A medical doctor was sent for, but found no physical abnormalities with the patient except very dilated pupils. This calmed Hoffman, and his anxiety gave way to feelings of good fortune and enjoyment.

Later, he would write about the experience, explaining how “… Little by little I could begin to enjoy the unprecedented colors and plays of shapes that persisted behind my closed eyes. Kaleidoscopic, fantastic images surged in on me, alternating, variegated, opening and then closing themselves in circles and spirals, exploding in colored fountains, rearranging and hybridizing themselves in constant flux …”

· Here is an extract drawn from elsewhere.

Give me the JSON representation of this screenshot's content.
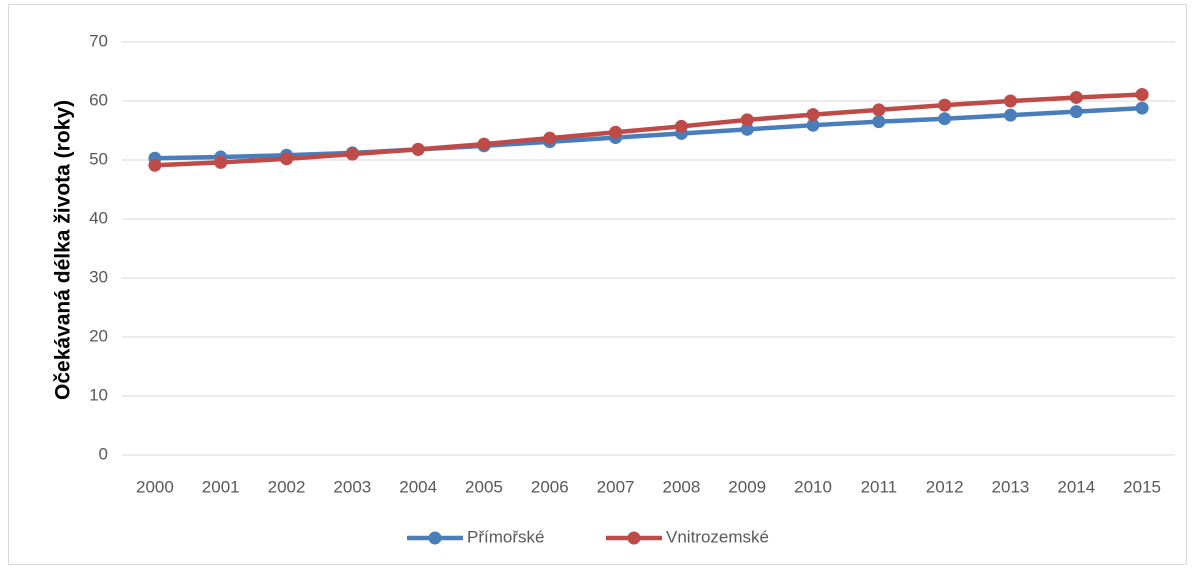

After this experience, it was clear to Hoffman that he had discovered a very potent psychoactive substance that, even in incredibly small doses, was capable of shifting a person´s perception of reality. He predicted that LSD would be used as a psychiatric tool.

By 1947, Sandoz Laboratories launched LSD as a psychiatric drug and marketed it as a panacea helpful in the treatment of anything from schizophrenia to alcoholism and criminal behaviour.